Paní Bozena Koska, die alte Schlampe, die eine Deutschenliebste
gewesen ist, eine Kollaborateurin, die nichts dazugelernt hat, wie die
angeblichen Kenner ihrer Geschichte behaupten."
Dieser Frau hat Peter Härtling ein literarisches Denk-Mal gesetzt,
das sicher zu den schönsten dieses Bücherherbstes zählen
dürfte. Es ist zugleich eine geheimnisvolle Neubegegnung mit Härtlings
Vater, dem er in NACHGETRAGENE LIEBE schon einmal nahezukommen suchte.
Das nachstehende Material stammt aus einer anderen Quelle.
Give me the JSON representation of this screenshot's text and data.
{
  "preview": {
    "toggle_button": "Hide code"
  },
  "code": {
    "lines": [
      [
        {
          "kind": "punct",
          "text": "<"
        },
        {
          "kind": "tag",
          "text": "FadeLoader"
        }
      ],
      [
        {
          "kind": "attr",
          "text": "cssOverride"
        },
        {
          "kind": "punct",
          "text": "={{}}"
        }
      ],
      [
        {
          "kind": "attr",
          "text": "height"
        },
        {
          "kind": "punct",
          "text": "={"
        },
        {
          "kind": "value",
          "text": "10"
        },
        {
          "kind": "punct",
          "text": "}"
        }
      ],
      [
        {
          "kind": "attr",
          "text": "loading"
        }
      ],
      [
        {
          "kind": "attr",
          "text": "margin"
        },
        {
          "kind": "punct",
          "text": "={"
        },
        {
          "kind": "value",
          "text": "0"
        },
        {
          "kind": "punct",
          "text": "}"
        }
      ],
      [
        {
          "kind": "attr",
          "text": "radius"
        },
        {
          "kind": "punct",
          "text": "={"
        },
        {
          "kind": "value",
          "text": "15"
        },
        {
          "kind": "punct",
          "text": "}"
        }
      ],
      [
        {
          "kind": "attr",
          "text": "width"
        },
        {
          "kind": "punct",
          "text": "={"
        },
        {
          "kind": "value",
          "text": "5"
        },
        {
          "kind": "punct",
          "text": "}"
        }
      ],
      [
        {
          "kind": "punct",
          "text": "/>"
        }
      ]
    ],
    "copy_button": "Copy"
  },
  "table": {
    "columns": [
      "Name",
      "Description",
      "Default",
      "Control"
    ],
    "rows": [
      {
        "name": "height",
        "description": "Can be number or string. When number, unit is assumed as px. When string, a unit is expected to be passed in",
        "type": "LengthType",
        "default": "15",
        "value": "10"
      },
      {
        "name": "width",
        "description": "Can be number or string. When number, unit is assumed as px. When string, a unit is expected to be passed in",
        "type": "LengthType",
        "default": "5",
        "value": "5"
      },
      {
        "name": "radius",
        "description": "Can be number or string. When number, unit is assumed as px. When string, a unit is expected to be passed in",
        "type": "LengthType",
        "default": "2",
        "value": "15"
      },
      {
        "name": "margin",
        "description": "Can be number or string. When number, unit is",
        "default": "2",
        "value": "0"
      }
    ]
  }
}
Die tschechischen Universitäten waren vom "Reichsprotektor" geschlossen
worden, so daß Bozena ihr Jurastudium nach dem zweiten Semester abbrechen
mußte. Sie fand Unterschlupf bei einem alten Anwalt als Sekretärin.
Der übergab allerdings seine Kanzlei bald an einen deutschstämmigen
Kollegen. Wegen ihrer Kenntnisse wurde Bozena von diesem weiterbeschäftigt.
Auch wenn der Deutsche kein "Tschechenfresser" war, saß sie
bald zwischen allen Stühlen, eine 24-jährige Tschechin mit abgebrochenem
Studium, die für einen Deutschen arbeitete und ... sich in ihn verliebt
hatte. Ihm, dem deutschen verheirateten Anwalt diese Liebe zu gestehen,
kam ihr nicht in den Sinn. Erst recht nicht, als er von einem Tag auf den
anderen die Kanzlei schließen mußte. Da war der Krieg bald
zu Ende und Bozena wurde als Kollaborateurin verhaftet. Die Folgen waren
Lagerarbeit und lebenslange Ächtung. Der einzige Trost, neben ihren
stets Moritz genannten Hunden, waren die nie abgeschickten Briefe an ihre
große, unerfüllte Liebe. Erst sehr viel später erfuhr sie,
daß der Deutsche bereits 1945 in einem russischen Kriegsgefangenenlager
gestorben war.
Diese Geschichte endet mit einem lakonischen Finale, in dem alle und
alles einen letzten tragikomischen Schliff erfahren. Ein Finale, das selbst
Hartgesottene erschüttern müßte. Gleichsam in Pastell zeichnete
Härtling dieses Leben nach, dem die Weltgeschichte mit ihrer unverständigen
Suche nach Sündenböcken so viel Ungerechtigkeit widerfahren ließ
und dem dennoch zu keinem Zeitpunkt die Würde genommen werden konnte.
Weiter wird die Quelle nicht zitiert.